最初は虐待する父親をさっさと死なせて、母親や被虐待者である子供のことを描こうと思っていたが、どんどん父親を描くのが楽しくなってしまい、なかなか死ななかった。

Q:絵の勉強はどこでしたのか?
A:デザインの専門学校に行き、2年間デッサン、クロッキーを習った。最初は、手塚治虫の絵や西谷祥子を真似て描いていた。矢代まさ子そっくりと言われたこともある。

Q:エドガーとアランの話の続きは?オスカーはもう出てこないのか?(この質問、こういうトークショーだとほぼ必ずと言って良いほど出ますが、先生うんざりせずにお答えなさりました。ファンのみなさん、同じお答えだと思うので、もうやめませんか?)
A:エドガーとアランの続きを描くにはもう歳をとりすぎました。オスカーのいとこ、はとこくらいなら描けるかもしれない。

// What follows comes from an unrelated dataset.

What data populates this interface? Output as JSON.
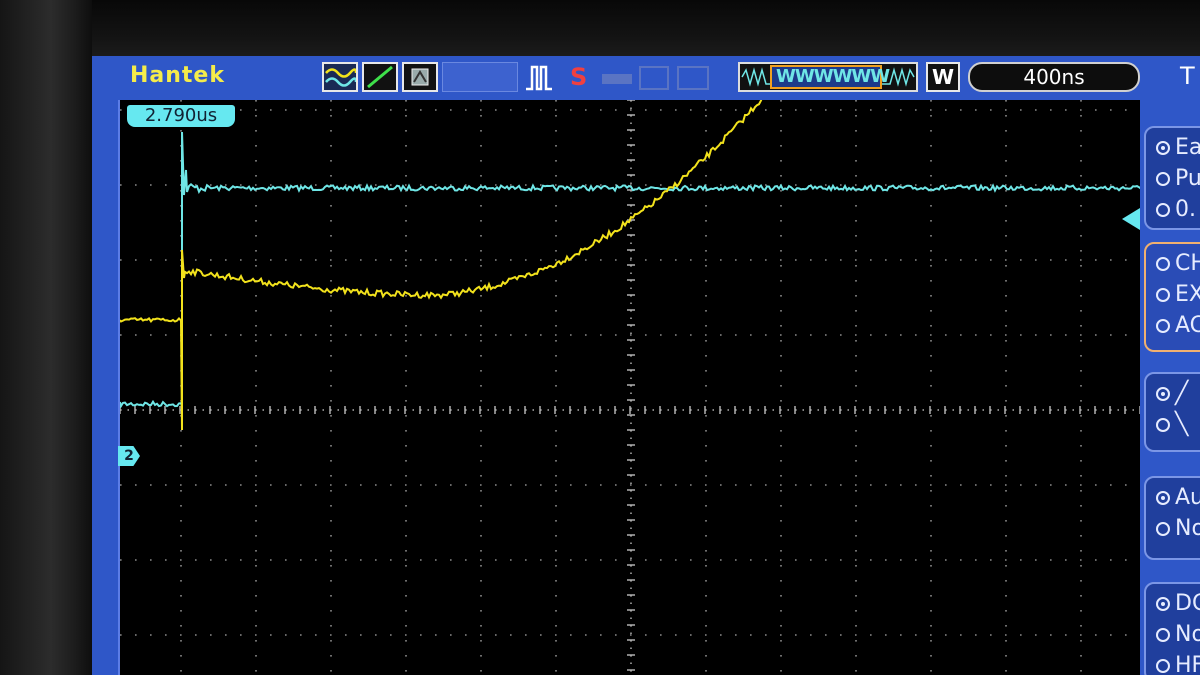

会場へ行ってチラシを見て初めて知ったのですが、当日終演後にサイン会がありました。会場入口では本が4冊(なのはな、文藝別冊、対談集2冊)販売されていて、1冊につき1回サインをして下さるとのこと。

20120811.jpg私は「なのはな」は3冊目ですが、購入して列に並びました。実を言うと、目の前でサインしていただくのは初めて。一緒のお写真は恥ずかしくて撮れませんでしたが、握手していただき、感激しました。他の方のサインをしているところを撮影し、その場でサイト掲載の許可をいただけたので、アップします。

撮影の腕が悪いのでわかりにくいですが、緑色の素敵なお召し物で、石のアクセサリーをなさっていました。先生は年齢を経るごとにお美しくなっていかれているようです。後光がさしていました。